Kingston University student drop-out rates are at their lowest since 2011/12, according to a Freedom of Information (FOI) request by The River.
The data from the number of students who dropped out in the last academic year was 396, compared to 851 in 2017/18 and 1,091 in 2011/12.
Last year’s number was below the average, which was calculated to be 698 students per year.

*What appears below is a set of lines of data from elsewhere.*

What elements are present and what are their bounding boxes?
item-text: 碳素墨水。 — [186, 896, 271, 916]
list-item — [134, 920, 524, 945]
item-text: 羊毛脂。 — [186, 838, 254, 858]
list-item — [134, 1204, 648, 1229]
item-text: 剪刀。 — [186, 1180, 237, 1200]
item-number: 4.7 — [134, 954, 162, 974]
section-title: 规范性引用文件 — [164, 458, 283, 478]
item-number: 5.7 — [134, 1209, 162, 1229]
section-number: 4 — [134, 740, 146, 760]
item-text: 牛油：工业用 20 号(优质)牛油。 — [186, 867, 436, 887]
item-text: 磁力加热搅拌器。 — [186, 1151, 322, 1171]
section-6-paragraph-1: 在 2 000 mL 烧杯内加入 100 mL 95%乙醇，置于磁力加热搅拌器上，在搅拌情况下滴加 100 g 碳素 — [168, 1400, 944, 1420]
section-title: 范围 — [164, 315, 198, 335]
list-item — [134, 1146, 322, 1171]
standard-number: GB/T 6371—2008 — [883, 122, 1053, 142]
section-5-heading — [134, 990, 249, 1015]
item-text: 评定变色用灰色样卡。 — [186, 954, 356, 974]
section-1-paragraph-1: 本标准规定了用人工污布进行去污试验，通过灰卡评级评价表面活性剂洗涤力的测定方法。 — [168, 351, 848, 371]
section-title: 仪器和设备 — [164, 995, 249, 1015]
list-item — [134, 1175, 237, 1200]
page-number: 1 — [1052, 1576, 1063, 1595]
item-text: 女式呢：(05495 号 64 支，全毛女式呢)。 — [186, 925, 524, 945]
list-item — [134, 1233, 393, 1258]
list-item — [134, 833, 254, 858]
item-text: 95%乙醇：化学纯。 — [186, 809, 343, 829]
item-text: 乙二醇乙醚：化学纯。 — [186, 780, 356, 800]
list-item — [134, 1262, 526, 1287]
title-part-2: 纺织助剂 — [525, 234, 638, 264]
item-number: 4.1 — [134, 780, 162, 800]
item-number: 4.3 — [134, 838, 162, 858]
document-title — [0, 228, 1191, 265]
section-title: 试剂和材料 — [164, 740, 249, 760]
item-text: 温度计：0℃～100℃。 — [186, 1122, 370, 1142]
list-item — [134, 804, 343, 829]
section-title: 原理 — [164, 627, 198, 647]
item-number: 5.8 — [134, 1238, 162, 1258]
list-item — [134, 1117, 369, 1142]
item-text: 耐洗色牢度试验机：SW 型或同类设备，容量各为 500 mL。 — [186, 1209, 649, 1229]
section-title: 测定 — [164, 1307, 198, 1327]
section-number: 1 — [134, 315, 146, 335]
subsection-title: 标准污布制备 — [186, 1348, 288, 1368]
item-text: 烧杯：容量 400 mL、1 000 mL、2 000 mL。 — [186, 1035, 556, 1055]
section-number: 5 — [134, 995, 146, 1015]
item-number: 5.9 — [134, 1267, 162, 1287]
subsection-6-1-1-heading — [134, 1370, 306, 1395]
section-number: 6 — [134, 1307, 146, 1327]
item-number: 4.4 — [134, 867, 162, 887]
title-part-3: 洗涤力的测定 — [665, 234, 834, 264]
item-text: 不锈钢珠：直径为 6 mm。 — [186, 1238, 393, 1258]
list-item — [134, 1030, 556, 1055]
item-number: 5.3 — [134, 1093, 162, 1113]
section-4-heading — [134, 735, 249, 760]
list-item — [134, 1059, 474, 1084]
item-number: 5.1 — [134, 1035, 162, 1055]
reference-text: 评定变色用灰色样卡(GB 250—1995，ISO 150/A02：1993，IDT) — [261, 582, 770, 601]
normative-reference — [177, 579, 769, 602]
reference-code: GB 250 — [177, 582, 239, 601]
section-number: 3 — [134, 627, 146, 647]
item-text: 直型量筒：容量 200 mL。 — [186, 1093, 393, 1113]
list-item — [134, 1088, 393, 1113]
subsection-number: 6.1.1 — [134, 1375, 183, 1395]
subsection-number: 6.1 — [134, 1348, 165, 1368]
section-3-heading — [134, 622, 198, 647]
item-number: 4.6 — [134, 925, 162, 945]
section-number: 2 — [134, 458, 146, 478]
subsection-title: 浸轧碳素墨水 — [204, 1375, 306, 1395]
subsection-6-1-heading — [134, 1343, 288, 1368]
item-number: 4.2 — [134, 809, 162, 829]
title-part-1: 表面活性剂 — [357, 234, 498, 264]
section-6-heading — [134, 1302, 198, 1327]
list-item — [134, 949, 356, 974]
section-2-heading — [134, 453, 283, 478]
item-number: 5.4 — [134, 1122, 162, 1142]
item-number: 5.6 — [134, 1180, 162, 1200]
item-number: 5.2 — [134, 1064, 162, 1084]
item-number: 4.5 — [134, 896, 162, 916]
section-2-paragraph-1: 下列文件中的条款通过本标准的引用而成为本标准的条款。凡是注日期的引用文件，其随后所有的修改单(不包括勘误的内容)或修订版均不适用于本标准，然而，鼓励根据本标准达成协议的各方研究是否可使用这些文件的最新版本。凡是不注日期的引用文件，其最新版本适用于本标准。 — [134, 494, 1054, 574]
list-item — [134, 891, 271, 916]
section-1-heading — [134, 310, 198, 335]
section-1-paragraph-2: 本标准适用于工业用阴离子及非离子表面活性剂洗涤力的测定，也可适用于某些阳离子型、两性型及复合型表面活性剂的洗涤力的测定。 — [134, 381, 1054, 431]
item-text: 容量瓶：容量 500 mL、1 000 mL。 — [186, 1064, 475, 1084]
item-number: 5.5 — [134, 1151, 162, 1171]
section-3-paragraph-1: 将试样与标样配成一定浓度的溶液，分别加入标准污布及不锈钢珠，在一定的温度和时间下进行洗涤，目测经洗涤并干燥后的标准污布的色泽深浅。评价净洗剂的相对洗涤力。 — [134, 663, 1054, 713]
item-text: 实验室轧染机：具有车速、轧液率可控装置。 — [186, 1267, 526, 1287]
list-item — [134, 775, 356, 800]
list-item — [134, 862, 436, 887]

The majority of dropouts since 2011/12 was said to have been due to “personal reasons”.
Despite the decrease overall, the number of students dropping out because of “financial reasons” has more than doubled since 2016/17, with just 16 students then to 45 in 2018/19.
Data published in January by the Press Association stated that two-thirds of UK universities have seen a rise in students dropping out.
The data found that from 2011/12 to 2016/17, 67 per cent of universities saw an increase in dropouts.
Jaycee Moore dropped out of Kingston University in 2018 to re-apply elsewhere.
“I realised the course I was doing at the time wasn’t something I wanted to do anymore,” Moore said. “The university I ended up going to have a better syllabus than if I did the same course at Kingston.”
Data published by the Office for Students last year also found that students who received unconditional offers were more likely to drop out after their first year.
The FOI data showed that in 2017/18, 1,760 people received unconditional offers from Kingston University, where 851 students dropped out that academic year.
There was also a spike in the number of students dropping out from failure to re-enrol in 2017/18. There were 190 students who failed to re-enrol that year, compared with just one student in 2018/19.